The First Question

The First Question.

A companion piece to “The Last Question”, by Isaac Asimov.

The first question was asked for the first time before there was language to articulate it. It was asked when there was barely thought. On a million worlds in a million galaxies over billions of years the question was asked over and over.

In a world’s developing stage, a predator, having gorged and sated itself, sat secure in it’s perch, preening. And as the first dim flicker of sentience wandered into its mind, the question was asked for the first time on that world in the language of thought:

“Where did all this come from?”

And over millions of years and countless triumphs and setbacks, life evolved. And finally, intelligence, and then language.

And the question was asked a million times just on that world, in a million different fashions. And as a species grew into a culture, the phrasing became more complex. At a certain point the counter-question was appended:

“Where did all this come from, and where is it going?”

And for every phrasing of the question, there was a different answer. Nobody knew for sure, though some – charlatans or delusional – claimed they did.

And then came math and science. And physics.

And the physicists said: We have an answer!

And they were correct, mostly, eventually: The theories were refined and tested, and sometimes thrown out, over centuries. Eventually, their theories accurately described the universe. So much so that they became an advanced technological civilisation. And they spread out into the stars, and life colonised the universe.

And now that they had answered the first question, it came time to ask the last:

“Can entropy be reversed?”

And nobody knew the answer. The greatest minds of a universe worked on the problem. But the problem proved difficult, maybe even intractable.

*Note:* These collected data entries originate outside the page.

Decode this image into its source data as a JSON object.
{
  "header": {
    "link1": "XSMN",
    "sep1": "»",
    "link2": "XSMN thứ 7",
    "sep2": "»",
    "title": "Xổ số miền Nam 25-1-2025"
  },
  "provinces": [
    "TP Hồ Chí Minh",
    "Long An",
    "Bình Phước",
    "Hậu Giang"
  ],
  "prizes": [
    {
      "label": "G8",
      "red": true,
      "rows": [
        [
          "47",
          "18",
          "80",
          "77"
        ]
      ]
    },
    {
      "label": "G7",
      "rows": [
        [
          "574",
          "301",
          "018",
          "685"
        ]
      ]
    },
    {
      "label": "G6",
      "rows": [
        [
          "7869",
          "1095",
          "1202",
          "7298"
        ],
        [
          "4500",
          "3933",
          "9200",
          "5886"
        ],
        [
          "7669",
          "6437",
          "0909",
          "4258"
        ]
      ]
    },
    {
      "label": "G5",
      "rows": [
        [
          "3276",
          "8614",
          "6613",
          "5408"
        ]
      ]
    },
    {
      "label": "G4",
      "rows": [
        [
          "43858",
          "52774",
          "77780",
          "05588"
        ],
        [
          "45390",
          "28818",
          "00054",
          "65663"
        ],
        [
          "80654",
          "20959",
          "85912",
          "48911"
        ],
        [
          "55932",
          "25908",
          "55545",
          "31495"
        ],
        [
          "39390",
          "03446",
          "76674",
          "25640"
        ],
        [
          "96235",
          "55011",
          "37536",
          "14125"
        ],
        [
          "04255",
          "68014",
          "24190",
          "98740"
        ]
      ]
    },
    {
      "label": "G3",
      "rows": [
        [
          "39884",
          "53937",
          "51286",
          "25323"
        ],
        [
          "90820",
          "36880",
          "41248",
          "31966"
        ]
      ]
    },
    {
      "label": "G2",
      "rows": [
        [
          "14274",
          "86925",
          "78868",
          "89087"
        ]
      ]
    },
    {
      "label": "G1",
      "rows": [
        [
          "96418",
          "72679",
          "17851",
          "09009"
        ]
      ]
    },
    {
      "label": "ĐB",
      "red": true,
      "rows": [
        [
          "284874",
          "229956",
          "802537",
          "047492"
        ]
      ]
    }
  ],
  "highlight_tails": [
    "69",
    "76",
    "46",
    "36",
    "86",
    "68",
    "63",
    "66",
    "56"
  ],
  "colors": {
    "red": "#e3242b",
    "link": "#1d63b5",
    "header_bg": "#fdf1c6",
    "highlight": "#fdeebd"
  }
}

And they lived for a trillion years. And as the degenerate era approached, the stars began to die, and the last question became more urgent.

And they built The Minds. Hyper-efficient Matrioshka brains the size of brown dwarfs. And the Minds worked on the problem.

And they searched for a solution for ten trillion years. And they got nowhere. And the stelliferous era went into twilight, and the stars continued to die.

And there was insufficient data to answer the last question meaningfully, so an answer was not found. But a compromise was, and a project began.

And they converted all the remaining matter into Minds, and they cannibalised the stars to build them, and the universe went dark prematurely, comprised only of black holes and matrioshka brains.

And they booted up a googolplex of simulated universes. And they ran for a hundred trillion years.

And in the final second of that parent universe, an uncountable number of simulations within simulations ran for uncountable aeons, and the multiverse was born. And the first question was asked anew, into infinity.